Context of the decision

The Mikisew filed an application for judicial review of two omnibus bills introduced in 2012 by the Conservative government that would have significant effects on Canada’s environmental protection regime and potential to negatively affect their rights to hunt, trap and fish under Treaty No. 8. The Mikisew were not consulted about this draft legislation. They maintained that by developing and enacting legislation affecting their Aboriginal rights enshrined by treaty, the federal ministers involved were acting in an executive capacity rather than pursuant to the legislative powers conferred on them by the Constitution Act, 1867.

The Federal Court concluded that the introduction of the omnibus bills triggered the obligation to consult the Mikisew. On appeal, a majority of the Federal Court of Appeal held that judicial review of a legislative measure is not allowed by the Federal Courts Act and that ministers are not subject to judicial review when developing policy.

Refusal to apply the duty to consult to the legislative process

In a judgment including four sets of concurring reasons, the Supreme Court nevertheless agreed by a margin of seven to two that the duty to consult First Nations does not apply to the legislative process, including royal assent.

In the reasons drafted by Justice Karakatsanis (Chief Justice Wagner and Justice Gascon concurring), her analysis begins with an exhaustive review of the purpose and dynamic between the duty to consult and the principle of the honour of the Crown from which it derives. By virtue of the principles of separation of powers and parliamentary sovereignty, she concludes that actions of federal ministers during the legislative process are pursuant to the powers conferred on them by the Constitution Act, 1867 and not pursuant to their statutory powers, thus mandating judicial non-incursion into the legislative process:

[38] Applying the duty to consult doctrine during the law-making process would lead to significant judicial incursion into the workings of the legislature, even if such a duty were only enforced post-enactment. The duty to consult jurisprudence has developed a spectrum of consultation requirements that fit in the context of administrative decision-making processes. Directly transposing such executive requirements into the legislative context would be an inappropriate constraint on legislatures’ ability to control their own processes.

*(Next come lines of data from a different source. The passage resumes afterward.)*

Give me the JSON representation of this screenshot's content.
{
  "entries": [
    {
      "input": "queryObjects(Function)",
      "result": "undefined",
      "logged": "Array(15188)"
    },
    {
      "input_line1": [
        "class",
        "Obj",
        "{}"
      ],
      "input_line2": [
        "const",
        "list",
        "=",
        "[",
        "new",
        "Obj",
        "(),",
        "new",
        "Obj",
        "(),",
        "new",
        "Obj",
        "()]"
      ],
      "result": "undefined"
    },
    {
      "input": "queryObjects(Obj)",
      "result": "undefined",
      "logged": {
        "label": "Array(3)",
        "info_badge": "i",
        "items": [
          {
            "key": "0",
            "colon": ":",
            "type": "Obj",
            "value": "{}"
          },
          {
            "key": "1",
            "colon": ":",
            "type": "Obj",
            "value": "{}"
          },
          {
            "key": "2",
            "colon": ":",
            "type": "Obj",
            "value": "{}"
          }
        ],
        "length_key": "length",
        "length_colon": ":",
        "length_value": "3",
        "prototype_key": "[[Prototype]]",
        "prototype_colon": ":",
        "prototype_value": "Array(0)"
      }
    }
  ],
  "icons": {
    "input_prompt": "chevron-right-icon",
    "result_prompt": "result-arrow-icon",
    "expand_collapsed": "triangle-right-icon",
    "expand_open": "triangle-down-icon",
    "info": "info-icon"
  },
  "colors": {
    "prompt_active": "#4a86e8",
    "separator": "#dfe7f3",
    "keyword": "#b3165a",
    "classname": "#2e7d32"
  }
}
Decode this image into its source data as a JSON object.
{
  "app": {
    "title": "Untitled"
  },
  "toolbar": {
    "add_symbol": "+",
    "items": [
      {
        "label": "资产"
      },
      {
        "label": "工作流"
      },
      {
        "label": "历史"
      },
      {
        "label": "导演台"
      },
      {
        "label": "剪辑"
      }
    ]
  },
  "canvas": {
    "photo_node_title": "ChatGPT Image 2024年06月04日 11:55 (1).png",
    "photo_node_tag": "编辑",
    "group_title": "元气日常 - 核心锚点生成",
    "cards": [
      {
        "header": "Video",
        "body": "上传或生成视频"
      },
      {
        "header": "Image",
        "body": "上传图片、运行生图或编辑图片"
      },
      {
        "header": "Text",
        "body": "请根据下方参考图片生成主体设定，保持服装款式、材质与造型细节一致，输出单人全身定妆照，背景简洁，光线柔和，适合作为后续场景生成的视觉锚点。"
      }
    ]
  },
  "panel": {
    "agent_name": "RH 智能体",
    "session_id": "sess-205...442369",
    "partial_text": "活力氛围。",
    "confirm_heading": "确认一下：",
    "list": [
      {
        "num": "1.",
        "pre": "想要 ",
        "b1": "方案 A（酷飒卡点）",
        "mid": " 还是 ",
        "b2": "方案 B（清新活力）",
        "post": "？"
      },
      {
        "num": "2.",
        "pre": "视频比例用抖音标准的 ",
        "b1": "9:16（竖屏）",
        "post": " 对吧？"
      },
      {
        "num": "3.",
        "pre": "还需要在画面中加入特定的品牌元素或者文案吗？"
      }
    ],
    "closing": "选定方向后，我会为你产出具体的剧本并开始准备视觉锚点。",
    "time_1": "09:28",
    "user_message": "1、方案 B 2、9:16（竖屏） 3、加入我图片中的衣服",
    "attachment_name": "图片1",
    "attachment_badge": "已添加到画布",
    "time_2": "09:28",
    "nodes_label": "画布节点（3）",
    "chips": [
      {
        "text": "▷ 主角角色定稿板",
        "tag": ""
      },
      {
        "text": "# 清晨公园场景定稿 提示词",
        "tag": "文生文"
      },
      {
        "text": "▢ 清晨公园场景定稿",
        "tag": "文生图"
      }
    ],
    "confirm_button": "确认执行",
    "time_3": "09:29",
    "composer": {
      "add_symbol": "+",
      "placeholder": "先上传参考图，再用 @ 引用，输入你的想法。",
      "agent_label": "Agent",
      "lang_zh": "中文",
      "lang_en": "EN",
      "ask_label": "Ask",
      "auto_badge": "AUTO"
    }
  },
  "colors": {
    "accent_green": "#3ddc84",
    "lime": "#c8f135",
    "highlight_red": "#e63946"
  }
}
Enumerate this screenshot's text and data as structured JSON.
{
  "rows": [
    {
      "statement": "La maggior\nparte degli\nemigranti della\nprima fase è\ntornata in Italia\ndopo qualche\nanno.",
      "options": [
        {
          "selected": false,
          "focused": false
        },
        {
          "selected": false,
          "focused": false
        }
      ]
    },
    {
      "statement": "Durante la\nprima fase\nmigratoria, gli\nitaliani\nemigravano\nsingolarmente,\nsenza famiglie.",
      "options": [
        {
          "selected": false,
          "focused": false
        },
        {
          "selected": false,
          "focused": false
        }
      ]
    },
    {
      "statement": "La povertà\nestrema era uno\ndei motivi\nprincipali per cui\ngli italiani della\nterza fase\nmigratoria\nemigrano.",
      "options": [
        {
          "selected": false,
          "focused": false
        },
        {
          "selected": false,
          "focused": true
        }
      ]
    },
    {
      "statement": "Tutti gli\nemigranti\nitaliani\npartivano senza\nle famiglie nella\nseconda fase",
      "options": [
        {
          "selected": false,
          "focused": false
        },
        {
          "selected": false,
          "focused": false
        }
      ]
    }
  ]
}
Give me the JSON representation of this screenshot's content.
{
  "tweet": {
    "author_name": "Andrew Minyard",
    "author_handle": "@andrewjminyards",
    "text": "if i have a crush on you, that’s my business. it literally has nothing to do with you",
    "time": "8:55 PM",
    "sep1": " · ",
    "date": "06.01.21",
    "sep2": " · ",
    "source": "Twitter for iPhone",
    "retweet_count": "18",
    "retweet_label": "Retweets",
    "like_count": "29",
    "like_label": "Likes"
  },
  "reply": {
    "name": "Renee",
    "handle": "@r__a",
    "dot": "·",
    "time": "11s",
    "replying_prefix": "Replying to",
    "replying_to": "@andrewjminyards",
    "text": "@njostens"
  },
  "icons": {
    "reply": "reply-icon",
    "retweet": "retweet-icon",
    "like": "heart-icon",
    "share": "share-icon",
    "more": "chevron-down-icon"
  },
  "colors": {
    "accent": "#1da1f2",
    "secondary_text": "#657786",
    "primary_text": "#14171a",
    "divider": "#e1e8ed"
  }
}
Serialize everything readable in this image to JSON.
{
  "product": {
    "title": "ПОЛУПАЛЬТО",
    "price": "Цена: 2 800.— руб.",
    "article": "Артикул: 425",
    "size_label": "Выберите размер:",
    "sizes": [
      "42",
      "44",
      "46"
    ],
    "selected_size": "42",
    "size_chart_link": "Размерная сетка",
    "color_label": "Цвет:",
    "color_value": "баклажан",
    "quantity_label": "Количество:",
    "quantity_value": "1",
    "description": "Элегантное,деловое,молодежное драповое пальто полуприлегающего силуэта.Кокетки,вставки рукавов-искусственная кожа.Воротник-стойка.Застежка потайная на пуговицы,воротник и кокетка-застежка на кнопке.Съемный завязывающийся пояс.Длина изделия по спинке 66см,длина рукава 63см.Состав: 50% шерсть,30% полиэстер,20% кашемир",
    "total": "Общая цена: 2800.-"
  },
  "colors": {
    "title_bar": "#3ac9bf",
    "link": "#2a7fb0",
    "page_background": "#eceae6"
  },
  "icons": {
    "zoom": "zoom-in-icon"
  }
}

While arriving at the same conclusions as Justice Karakatsanis, Justice Brown uses a different analytical approach, and, while doing so, strongly criticizes his colleague for the judicial uncertainty her reasons entail. For Justice Karakatsanis leaves unanswered the question whether the principle of the honour of the Crown would allow a statute – otherwise validly adopted and immune from challenge on the basis of section 35 of the Constitution Act, 1982 and the Sparrow test – “not consistent with [the honour of the Crown]” because of an infringement of that principle by the legislature. She adds that in such a case, other relief or doctrines may be developed to remedy this.

Justice Brown, on the contrary, clearly affirms that this reasoning leads to a direct clash with parliamentary sovereignty and privilege, causing uncertainty for every legislator. In his words, legislators are “in essence, being told that they cannot enact legislation that ‘affects’ (but does not infringe) certain rights that might exist – and that, if they do, they may be subject to as-yet unrecognized ‘recourse’”.

Justice Rowe (Justices Moldaver and Côté concurring) shares the concerns of Justice Brown, adding that “[i]mposing a duty to consult at this stage could effectively grind the day-to-day internal operations of government to a halt”.

Justice Abella, however, in a dissenting opinion concurred in by Justice Martin, considers that there is a duty to consult in respect of proposed legislation with the potential to adversely impact established Aboriginal or treaty rights, and that failure to respect that duty would open the door to a court challenge. The formal label applied to the type of action that the government takes with respect to Aboriginal rights and interests protected by section 35 of the Constitution Act, 1982 in no way affects the principle of the honour of the Crown, which applies to all the government’s dealings with Indigenous peoples.

Thus, seven of the nine judges concluded that the Crown has no duty to consult First Nations at any stage during the legislative process. However, the Court also noted that it is sound practice to seek the opinion of Indigenous communities whose interests or Aboriginal or treaty rights could be affected by proposed legislation.

The Supreme Court avoids uncertainty

While the Court found that there is no obligation to consult during the legislative process, Justice Karakatsanis nevertheless raised the possibility of validly enacted legislation being challenged if it has the potential to “adversely affect” Aboriginal or treaty rights. This opens the door to constitutional challenges based on a breach of the principle of the honour of the Crown, which Canadian courts will have to rule on in accordance with the rules established by the Supreme Court.